Now, officials have said that any future development will be more in tune with the heritage of Mekkah. Mayor Osama Al-Bar told Reuters that future projects “will be far from the Grand Mosque by 300 meters … The buildings will have reasonable heights between 8 to 10 floors and will have the Makkah style.” When asked about the clocktower, he replied “The building regulations in the city take into consideration the width of the streets, central locations and do not allow the building of skyscrapers…what was built was that.” Clearly, this was a mistake that shouldn’t have been allowed to happen.
Speaking to Reuters, Sami Angawi, founder of Haj Research Center and an expert on Mekkah said that he felt that development had moved too fast in the holy city and he wanted decisions to be made more carefully and to be more in tune with the local heritage. “We want to evolve Makkah, not change it… I love Makkah and cannot see the beloved (sanctuary) of the Prophet being handled this way,” he added.

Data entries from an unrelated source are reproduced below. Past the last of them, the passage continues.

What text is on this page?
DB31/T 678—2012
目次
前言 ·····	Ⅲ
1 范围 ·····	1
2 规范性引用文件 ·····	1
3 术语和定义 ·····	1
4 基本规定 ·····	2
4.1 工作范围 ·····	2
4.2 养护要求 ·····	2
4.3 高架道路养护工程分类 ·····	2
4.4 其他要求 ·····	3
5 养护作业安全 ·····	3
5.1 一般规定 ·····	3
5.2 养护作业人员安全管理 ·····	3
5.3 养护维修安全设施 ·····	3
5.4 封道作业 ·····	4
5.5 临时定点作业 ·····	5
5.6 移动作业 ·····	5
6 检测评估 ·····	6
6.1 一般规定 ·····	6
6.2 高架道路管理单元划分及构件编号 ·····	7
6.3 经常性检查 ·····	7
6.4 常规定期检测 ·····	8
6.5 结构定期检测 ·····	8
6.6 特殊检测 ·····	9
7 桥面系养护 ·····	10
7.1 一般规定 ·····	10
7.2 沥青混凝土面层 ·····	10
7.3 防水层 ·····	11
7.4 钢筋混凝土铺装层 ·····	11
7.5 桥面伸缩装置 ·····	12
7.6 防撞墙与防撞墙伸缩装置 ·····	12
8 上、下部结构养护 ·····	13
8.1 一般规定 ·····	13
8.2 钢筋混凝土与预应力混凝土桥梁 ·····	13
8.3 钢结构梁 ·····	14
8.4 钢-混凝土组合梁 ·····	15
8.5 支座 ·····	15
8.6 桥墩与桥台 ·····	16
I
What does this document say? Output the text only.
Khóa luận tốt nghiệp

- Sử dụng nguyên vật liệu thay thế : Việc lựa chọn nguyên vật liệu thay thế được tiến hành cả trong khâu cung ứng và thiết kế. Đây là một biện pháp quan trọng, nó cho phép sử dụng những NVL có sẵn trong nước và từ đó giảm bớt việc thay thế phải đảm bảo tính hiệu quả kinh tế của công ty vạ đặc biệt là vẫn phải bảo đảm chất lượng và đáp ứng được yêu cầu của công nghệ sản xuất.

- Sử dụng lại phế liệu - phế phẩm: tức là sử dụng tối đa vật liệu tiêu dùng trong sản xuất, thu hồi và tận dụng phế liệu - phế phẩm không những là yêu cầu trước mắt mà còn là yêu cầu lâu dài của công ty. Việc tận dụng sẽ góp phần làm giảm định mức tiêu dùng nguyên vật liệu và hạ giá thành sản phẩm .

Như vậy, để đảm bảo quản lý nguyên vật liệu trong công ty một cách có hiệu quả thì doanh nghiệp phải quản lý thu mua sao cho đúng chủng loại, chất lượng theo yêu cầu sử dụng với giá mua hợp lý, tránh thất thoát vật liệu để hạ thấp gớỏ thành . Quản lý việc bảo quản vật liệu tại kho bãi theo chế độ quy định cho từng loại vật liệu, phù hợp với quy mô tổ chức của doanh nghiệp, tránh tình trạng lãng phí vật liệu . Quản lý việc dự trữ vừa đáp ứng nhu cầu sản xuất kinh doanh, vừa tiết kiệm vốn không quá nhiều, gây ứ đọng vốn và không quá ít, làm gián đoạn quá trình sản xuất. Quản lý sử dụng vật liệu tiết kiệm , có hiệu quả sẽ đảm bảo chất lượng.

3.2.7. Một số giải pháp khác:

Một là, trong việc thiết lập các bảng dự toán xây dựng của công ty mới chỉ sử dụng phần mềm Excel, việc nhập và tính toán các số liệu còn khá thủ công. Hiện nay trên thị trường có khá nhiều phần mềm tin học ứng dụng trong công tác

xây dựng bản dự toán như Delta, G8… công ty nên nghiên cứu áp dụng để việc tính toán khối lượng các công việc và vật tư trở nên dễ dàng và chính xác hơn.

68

Over the next six years, Mekkah will continue to change. The Government wants to replace congested narrow roads, install footbridges for pedestrians and expand the Mekkah Metro. Whether these changes happen through a slower process of evolution which reflects Mekkah (like the officials now promise) or whether development continues at a break-neck pace is hard to guess. Only time will tell now.